Managing Commit Behavior

Mongo Connector does not force a commit on every write operation; rather, a Solr administrator should configure commit behavior in solrconfig.xml. This generally increases overall performance, since not every operation has to be flushed to disk immediately.

Mongo Connector also provides the --auto-commit-interval option to override any option set in solrconfig.xml, though the former should be preferred if possible. This option takes as an argument a number which is to be the maximum number of seconds allowed before a write must be committed. An argument of 0 means that every write operation is committed immediately:

# commit every write immediately
mongo-connector --auto-commit-interval=0 -d solr_doc_manager -t http://localhost:8983/solr

Solr-5.5

There are a few small changes between solr-4.9 and solr-5.5.

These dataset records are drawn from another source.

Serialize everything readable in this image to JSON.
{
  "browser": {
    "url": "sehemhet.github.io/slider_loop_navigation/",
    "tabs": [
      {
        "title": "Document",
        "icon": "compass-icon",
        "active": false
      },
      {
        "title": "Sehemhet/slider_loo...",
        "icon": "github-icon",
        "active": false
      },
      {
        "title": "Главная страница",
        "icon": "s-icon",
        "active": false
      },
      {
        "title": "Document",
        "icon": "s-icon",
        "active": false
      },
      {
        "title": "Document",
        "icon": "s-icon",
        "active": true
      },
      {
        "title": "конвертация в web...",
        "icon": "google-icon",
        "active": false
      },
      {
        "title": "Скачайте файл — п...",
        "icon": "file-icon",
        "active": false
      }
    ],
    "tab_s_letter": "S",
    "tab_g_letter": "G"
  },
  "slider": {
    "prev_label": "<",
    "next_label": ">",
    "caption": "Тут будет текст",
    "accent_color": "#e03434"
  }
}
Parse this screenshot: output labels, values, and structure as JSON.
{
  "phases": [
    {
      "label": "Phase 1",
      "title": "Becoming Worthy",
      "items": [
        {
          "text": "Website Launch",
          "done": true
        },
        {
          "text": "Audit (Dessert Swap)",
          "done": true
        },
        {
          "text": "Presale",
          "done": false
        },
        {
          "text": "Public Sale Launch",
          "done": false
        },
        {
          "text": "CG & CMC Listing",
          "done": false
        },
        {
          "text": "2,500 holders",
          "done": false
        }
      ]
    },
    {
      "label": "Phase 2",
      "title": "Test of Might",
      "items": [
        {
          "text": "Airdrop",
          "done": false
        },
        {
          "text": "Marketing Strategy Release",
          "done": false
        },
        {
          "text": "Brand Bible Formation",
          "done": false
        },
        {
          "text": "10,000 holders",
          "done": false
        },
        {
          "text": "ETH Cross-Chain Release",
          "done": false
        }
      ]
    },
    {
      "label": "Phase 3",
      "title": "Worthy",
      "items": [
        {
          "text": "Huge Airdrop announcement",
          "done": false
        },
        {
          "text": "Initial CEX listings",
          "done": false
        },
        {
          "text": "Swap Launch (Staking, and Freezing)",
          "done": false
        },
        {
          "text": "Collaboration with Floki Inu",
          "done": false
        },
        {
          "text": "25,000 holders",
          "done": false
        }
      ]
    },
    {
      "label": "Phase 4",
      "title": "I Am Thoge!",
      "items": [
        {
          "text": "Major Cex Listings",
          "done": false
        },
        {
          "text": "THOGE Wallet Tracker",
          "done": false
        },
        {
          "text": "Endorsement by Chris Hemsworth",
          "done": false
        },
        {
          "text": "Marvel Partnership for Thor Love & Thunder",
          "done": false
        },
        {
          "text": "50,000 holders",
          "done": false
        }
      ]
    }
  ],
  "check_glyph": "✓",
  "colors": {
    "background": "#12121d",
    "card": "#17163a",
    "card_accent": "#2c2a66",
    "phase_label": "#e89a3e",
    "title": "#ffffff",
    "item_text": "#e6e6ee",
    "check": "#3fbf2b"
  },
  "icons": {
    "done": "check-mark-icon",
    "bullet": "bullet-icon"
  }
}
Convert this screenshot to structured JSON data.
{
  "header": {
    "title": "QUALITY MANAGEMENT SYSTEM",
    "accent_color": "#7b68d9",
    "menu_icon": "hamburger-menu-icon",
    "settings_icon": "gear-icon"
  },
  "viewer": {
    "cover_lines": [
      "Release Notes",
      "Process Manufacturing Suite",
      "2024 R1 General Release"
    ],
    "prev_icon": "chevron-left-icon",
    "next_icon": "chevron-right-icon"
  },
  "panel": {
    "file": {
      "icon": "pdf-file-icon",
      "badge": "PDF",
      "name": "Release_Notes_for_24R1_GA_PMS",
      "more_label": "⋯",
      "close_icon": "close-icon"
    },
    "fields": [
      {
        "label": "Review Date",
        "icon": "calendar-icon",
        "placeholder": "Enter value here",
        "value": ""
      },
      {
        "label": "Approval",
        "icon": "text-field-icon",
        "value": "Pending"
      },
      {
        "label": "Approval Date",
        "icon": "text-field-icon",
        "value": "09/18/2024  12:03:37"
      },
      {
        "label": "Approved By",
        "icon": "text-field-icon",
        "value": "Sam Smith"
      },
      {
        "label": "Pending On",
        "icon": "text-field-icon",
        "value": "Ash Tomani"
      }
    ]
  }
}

  1. The schema.xml file did not work with solr-5.5 until this commit. If you are using an older version of our schema.xml file, please update.

  2. Solr-5.5 expects the core name to be appended to the solr address. Previously we were setting SOLR_URL to 'http://localhost:8983/solr', and with 5.5 we have to set SOLR_URL to 'http://localhost:8983/solr/<mycore>'.

  3. The way GridFS files are parsed has been changed. In 4.9 the data is stored in the 'content' field when copied to solr, in 5.5 it's copied to '_text_' and includes some meta-data.